Anteriormente te aconsejé recibir asesoría jurídica antes de empezar un negocio, esto puede resultar ser más complicado de lo que aparenta, es difícil encontrar a alguien en quien confiar, es algo así como encontrar un mecánico para tu movilidad, le estás entregando en sus manos uno de los bienes más costosos que tienes con la esperanza de que lo arregle y sin tener la más mínima idea de cómo lo arreglo le debes pagar y cruzar los dedos para que esté arreglado (y que no le haya sacado nada a tu auto, porque la verdad es que tampoco lo sabrías).

Entonces, cuando estés emprendiendo un negocio debes aceptar que necesitas asesoría jurídica, sabes que los “papeles” en Bolivia son complicados, por lo tanto no esperes que el llantero de la esquina pueda arreglar el motor de tu vehículo, como dice el dicho “lo barato sale caro”, sin embargo existen abogados especialistas en derecho comercial que pueden ser accesibles a tu bolsillo.

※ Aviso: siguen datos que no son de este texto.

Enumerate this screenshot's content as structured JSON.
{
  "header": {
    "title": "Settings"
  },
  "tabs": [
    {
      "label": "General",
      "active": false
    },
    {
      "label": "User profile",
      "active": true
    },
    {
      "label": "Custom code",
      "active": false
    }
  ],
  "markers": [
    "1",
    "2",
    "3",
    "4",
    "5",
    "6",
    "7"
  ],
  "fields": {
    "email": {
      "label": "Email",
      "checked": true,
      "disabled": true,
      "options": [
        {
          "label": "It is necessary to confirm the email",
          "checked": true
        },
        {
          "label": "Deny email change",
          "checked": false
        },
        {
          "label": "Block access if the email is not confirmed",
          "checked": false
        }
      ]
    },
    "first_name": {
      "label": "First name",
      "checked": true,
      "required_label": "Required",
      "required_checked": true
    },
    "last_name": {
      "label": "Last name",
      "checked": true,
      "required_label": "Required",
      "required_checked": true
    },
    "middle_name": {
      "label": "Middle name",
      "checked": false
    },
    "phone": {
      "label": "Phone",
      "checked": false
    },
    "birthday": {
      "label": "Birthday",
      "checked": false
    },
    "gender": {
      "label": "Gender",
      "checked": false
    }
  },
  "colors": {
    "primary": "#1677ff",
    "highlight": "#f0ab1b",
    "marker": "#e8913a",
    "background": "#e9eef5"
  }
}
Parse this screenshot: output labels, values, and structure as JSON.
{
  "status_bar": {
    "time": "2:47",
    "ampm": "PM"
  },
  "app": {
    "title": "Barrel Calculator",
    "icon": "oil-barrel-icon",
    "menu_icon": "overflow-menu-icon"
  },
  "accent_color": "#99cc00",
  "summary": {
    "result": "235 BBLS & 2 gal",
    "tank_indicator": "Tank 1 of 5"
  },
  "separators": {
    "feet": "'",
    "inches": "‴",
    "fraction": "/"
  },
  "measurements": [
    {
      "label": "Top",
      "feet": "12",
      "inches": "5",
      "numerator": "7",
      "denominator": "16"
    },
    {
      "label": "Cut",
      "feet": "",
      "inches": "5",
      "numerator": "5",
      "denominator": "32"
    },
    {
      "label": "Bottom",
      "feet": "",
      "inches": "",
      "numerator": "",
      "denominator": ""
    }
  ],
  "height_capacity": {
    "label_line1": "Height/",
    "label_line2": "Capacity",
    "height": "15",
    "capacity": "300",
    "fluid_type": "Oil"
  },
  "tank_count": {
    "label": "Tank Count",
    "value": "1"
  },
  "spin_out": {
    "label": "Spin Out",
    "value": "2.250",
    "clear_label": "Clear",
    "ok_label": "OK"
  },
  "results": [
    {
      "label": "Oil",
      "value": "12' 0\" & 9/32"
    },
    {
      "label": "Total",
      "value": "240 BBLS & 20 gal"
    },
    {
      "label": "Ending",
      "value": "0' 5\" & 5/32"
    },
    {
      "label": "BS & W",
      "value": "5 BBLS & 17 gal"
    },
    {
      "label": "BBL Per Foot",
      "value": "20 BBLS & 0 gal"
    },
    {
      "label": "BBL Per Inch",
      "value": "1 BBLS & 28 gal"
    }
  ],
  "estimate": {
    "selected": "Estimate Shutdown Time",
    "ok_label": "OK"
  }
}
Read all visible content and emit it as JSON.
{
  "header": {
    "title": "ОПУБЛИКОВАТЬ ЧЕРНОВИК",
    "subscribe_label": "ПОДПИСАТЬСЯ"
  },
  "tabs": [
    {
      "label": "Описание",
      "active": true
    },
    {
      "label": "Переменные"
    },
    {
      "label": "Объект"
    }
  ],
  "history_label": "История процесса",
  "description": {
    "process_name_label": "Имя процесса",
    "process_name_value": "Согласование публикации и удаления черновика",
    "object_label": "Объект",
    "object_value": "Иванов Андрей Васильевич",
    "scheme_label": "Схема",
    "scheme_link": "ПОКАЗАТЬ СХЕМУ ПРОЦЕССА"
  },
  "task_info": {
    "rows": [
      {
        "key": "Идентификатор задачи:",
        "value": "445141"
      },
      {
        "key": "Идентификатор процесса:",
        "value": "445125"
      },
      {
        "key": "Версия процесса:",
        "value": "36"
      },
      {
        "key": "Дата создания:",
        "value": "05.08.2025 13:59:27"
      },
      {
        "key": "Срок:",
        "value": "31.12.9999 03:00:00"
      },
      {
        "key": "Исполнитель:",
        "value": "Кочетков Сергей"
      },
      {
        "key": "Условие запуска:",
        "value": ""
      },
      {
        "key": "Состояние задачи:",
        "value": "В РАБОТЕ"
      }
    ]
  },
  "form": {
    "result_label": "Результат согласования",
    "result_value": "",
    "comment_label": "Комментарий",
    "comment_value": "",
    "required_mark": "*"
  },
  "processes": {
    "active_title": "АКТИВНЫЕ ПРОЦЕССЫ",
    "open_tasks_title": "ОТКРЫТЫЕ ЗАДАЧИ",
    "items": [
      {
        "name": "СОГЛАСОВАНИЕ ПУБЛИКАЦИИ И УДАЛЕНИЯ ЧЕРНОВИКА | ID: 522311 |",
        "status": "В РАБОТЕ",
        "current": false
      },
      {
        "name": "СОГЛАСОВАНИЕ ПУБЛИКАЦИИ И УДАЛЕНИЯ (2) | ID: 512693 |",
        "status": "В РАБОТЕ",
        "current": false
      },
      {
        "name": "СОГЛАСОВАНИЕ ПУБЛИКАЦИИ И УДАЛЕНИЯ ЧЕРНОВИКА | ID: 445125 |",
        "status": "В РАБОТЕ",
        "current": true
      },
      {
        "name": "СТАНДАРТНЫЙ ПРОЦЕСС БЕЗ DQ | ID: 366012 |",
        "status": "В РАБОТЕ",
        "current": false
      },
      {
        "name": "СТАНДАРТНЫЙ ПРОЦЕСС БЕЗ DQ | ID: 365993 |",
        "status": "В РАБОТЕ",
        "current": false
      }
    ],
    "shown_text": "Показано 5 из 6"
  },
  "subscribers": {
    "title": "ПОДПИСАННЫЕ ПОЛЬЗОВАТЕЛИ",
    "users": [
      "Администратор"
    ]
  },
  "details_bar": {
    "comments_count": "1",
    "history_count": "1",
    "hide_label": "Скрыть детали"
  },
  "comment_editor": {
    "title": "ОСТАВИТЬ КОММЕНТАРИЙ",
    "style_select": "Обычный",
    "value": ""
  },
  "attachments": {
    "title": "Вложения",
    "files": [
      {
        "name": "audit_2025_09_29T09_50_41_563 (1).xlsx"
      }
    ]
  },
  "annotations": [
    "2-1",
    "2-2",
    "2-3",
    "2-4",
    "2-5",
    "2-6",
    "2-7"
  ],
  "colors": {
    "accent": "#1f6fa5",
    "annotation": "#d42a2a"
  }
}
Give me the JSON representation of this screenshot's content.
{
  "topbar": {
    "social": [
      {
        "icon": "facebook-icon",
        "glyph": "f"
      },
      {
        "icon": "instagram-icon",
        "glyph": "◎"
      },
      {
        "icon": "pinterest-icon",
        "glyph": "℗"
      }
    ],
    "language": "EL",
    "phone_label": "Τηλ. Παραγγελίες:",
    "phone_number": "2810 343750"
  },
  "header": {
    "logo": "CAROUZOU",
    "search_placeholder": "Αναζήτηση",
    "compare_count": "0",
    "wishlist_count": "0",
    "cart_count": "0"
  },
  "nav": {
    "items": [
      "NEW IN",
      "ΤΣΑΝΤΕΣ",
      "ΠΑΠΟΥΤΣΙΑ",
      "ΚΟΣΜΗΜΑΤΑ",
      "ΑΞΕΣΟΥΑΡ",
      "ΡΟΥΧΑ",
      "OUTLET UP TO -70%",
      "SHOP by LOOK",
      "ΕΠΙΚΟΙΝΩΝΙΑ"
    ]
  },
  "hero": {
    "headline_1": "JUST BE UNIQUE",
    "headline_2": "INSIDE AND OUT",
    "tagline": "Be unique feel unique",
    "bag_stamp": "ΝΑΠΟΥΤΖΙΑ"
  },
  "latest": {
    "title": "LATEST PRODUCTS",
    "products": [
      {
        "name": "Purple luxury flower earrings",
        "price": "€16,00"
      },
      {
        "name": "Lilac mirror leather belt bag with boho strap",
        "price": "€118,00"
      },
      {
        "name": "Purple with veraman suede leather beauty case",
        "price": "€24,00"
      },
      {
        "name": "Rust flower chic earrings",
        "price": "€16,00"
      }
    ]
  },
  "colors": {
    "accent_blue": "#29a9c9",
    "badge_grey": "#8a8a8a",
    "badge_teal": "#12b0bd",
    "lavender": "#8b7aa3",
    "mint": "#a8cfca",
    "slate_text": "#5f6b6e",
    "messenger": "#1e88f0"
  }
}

Este es el siguiente paso, ya que estamos de acuerdo que necesitas a un abogado, ahora debes entender que no es cualquier abogado que puede realizar la apertura de un negocio, es como un doctor si te duele la garganta vas al otorrino, si no ves bien vas al oftalmólogo, si no sabes qué tienes puedes ir al internista o a un médico general, de la misma forma el derecho tiene una infinidad de ramas y así como no puedes esperar que un otorrino te cure la visión, tampoco puedes esperar que un abogado penalista, civilista, constitucionalista, laboralista, etc, registre tu negocio sin ninguna observación futura.

¿QUÉ HACER?

Debes tomar en cuenta que la Autoridad de Empresas (AEMP) fiscaliza las obligaciones comerciales de forma aleatoria al cierre de una gestión y puede hacerlo de las últimas cinco gestiones, por lo tanto el trabajo realizado por tu abogado el día de hoy, será fiscalizado al año y por los próximos cinco años.

Por lo tanto, ten paciencia, busca recomendaciones y contrata a un abogado especialista en derecho comercial, para realizar el registro de tu negocio ante todas las autoridades correspondientes a tu rubro (no, no es sólo el “fundempresa” y el NIT no más).